Harry Houdini


 Harry Houdini (March 24, 1874 – October 31, 1926)

He first attracted notice as "Harry Handcuff Houdini" on a tour of Europe, where he challenged police forces to keep him locked up. Soon he extended his repertoire to include chains, ropes slung from skyscrapers, straitjackets under water, and having to hold his breath inside a sealed milk can. In 1904, thousands watched as he tried to escape from special handcuffs commissioned by London's Daily Mirror, keeping them in suspense for an hour. Another stunt saw him buried alive and only just able to claw himself to the surface, emerging in a state of near-breakdown. While many suspected that these escapes were faked, Houdini presented himself as the scourge of fake magicians and spiritualists. As President of the Society of American Magicians, he was keen to uphold professional standards and expose fraudulent artists. He was also quick to sue anyone who pirated his escape stunts. Houdini made several movies, but quit acting when it failed to bring in money. He was also a keen aviator, and aimed to become the first man to fly a plane in Australia. From 1907 and throughout the 1910s, Houdini performed with great success in the United States. He freed himself from jails, handcuffs, chains, ropes, and straitjackets, often while hanging from a rope in sight of street audiences. Because of imitators, on January 25, 1908, Houdini put his "handcuff act" behind him and began escaping from a locked, water-filled milk can. The possibility of failure and death thrilled his audiences. Houdini also expanded his repertoire with his escape challenge act, in which he invited the public to devise contraptions to hold him. These included nailed packing crates (sometimes lowered into water), riveted boilers, wet sheets, mailbags, and even the belly of a whale that had washed ashore in Boston.

Houdini performed at least three variations on a buried alive stunt during his career. The first was near Santa Ana, California in 1915, and it almost cost Houdini his life. Houdini was buried, without a casket, in a pit of earth six feet deep. He became exhausted and panicked while trying to dig his way to the surface and called for help. When his hand finally broke the surface, he fell unconscious and had to be pulled from the grave by his assistants. Houdini wrote in his diary that the escape was "very dangerous" and that "the weight of the earth is killing. In the 1920s Houdini turned his energies toward debunking psychics and mediums, a pursuit that inspired and was followed by latter-day stage magicians.
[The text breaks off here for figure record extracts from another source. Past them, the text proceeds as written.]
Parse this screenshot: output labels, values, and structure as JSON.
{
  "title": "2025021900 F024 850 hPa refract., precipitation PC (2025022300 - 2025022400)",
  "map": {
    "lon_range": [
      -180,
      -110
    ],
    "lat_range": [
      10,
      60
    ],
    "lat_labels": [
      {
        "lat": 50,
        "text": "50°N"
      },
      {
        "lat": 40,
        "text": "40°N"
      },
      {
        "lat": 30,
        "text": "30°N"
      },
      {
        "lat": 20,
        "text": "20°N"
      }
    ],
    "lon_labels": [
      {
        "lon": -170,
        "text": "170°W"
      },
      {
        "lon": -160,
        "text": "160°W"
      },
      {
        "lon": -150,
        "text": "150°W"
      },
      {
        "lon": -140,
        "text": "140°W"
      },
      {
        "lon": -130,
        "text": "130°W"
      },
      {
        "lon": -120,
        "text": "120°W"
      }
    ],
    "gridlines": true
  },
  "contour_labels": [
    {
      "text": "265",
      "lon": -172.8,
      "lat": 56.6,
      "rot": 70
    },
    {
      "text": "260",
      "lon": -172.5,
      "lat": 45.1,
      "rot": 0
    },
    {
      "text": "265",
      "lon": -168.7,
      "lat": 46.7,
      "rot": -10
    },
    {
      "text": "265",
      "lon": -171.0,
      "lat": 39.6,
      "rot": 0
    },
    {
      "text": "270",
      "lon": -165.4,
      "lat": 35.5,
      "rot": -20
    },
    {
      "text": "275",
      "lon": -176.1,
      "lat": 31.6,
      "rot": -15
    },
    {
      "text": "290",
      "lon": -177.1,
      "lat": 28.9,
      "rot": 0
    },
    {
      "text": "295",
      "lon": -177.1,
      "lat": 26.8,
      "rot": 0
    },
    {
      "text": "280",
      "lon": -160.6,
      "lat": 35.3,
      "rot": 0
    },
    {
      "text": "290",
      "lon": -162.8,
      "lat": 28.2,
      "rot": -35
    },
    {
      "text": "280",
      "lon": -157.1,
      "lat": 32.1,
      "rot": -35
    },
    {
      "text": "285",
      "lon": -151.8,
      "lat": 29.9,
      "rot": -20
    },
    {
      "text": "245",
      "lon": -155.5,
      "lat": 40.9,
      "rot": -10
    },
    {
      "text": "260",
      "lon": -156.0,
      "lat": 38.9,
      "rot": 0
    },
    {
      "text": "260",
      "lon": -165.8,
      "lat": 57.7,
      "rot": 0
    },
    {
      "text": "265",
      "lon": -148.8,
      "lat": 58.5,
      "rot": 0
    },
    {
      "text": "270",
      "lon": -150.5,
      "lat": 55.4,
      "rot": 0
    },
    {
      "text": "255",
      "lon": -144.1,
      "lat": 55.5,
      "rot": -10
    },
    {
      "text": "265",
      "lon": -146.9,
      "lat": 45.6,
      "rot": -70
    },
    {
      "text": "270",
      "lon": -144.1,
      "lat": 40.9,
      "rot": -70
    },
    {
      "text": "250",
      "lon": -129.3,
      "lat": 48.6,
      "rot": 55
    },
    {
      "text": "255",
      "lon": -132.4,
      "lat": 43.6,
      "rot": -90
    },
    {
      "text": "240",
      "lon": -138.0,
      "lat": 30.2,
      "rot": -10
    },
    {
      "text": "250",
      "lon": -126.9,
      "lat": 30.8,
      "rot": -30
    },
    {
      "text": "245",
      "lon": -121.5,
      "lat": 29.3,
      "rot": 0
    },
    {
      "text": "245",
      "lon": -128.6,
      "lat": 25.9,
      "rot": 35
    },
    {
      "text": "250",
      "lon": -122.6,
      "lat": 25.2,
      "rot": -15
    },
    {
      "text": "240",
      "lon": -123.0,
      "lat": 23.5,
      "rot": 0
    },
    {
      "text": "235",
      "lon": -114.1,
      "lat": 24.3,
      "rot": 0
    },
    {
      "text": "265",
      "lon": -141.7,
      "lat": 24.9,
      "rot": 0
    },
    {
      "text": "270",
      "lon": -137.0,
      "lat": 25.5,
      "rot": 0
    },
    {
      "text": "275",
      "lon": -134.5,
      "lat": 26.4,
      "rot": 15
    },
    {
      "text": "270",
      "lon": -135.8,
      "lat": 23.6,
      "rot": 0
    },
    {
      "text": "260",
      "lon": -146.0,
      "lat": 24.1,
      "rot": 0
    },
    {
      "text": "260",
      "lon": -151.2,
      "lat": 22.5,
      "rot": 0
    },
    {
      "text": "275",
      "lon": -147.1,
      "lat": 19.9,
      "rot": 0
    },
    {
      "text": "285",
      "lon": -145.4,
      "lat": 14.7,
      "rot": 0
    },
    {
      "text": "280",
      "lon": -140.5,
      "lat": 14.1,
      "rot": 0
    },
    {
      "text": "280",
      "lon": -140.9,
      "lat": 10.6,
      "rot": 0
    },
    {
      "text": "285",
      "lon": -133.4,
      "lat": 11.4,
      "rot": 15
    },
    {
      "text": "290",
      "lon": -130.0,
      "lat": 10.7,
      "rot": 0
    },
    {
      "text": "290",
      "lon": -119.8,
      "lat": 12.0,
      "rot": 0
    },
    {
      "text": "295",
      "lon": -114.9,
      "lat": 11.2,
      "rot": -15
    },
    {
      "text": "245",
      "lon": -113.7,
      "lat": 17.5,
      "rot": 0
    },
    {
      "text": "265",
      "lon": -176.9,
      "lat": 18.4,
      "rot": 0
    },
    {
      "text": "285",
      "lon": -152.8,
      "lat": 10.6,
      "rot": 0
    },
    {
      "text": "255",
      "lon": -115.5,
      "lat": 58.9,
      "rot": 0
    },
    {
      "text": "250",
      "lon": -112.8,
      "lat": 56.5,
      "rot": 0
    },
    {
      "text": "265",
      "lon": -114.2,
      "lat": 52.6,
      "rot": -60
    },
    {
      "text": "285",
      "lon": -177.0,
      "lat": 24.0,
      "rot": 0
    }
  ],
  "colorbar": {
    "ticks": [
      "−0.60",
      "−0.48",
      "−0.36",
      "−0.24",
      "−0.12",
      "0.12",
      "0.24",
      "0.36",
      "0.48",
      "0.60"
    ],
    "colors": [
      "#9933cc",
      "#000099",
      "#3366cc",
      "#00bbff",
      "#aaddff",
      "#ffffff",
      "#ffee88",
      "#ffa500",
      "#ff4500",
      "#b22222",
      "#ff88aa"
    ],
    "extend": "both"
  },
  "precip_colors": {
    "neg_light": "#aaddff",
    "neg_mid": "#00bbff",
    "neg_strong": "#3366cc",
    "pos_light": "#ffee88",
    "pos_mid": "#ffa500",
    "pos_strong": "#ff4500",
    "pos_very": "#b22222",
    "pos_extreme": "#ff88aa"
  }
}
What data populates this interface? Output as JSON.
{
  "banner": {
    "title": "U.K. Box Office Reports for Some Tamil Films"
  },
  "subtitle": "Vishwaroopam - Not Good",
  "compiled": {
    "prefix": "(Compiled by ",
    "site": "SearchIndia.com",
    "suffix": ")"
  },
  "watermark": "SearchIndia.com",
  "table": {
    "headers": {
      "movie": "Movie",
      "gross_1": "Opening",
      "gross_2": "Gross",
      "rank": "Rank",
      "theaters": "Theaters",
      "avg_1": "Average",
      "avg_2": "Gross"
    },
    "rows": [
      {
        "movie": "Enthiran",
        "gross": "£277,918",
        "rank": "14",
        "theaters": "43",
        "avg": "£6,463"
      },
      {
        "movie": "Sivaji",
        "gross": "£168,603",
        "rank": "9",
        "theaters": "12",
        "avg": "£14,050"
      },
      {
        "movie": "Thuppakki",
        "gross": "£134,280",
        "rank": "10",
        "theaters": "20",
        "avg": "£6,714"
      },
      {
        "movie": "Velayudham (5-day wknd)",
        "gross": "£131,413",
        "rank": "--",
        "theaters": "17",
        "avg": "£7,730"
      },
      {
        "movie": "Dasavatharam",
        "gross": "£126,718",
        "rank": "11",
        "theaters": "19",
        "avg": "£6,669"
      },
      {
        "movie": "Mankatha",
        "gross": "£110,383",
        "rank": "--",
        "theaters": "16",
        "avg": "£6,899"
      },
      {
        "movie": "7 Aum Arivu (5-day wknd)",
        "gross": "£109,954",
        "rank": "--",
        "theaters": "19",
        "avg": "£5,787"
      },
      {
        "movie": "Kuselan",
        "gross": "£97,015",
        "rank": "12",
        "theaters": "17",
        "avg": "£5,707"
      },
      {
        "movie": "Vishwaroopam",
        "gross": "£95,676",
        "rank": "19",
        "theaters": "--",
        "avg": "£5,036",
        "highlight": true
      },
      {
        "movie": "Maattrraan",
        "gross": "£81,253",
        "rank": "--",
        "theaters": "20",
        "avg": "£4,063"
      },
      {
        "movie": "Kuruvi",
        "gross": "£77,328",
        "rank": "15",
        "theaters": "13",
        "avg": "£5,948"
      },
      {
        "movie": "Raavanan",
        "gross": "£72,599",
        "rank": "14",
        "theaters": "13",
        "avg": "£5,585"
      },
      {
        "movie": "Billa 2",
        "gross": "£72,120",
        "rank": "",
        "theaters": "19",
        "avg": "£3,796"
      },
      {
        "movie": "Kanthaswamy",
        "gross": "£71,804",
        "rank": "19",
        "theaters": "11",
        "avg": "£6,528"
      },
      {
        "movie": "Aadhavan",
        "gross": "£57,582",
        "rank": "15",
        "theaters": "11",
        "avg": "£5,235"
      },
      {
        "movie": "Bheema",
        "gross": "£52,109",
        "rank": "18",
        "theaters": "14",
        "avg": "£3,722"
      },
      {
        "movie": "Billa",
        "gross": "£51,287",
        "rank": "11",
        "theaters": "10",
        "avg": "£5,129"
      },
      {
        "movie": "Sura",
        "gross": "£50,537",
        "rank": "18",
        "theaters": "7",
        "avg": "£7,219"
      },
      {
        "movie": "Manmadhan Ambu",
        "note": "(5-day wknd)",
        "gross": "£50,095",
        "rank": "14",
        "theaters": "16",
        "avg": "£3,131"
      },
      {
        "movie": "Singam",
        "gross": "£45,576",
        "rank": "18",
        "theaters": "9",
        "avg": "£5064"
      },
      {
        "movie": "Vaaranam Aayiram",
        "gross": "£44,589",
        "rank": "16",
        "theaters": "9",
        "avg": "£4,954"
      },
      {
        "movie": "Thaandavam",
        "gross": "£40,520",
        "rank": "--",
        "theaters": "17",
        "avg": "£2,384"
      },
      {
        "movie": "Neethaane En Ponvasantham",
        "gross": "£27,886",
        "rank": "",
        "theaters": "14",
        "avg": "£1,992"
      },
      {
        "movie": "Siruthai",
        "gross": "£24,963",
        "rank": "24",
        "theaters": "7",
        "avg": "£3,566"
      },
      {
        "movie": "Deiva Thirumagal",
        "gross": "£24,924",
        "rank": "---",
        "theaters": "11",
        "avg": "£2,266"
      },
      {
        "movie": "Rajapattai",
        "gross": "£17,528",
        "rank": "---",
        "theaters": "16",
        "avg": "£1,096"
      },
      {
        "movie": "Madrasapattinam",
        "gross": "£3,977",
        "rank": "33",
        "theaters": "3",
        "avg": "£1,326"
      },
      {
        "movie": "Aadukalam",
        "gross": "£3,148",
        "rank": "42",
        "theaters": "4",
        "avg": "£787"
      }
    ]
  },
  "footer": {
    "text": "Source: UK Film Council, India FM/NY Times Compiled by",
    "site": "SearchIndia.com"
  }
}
Houdini's training in magic allowed him to expose frauds who had successfully fooled many scientists and academics. He was a member of a Scientific American committee that offered a cash prize to any medium who could successfully demonstrate supernatural abilities. None was able to do so, and the prize was never collected. Harry Houdini died of peritonitis, secondary to a ruptured appendix on October 31, 1926, aged 52. In his final days, he optimistically held to a strong belief that he would recover, but his last words before dying were reportedly, "I'm tired of fighting." He is interred in the Machpelah Cemetery in Queens, NY.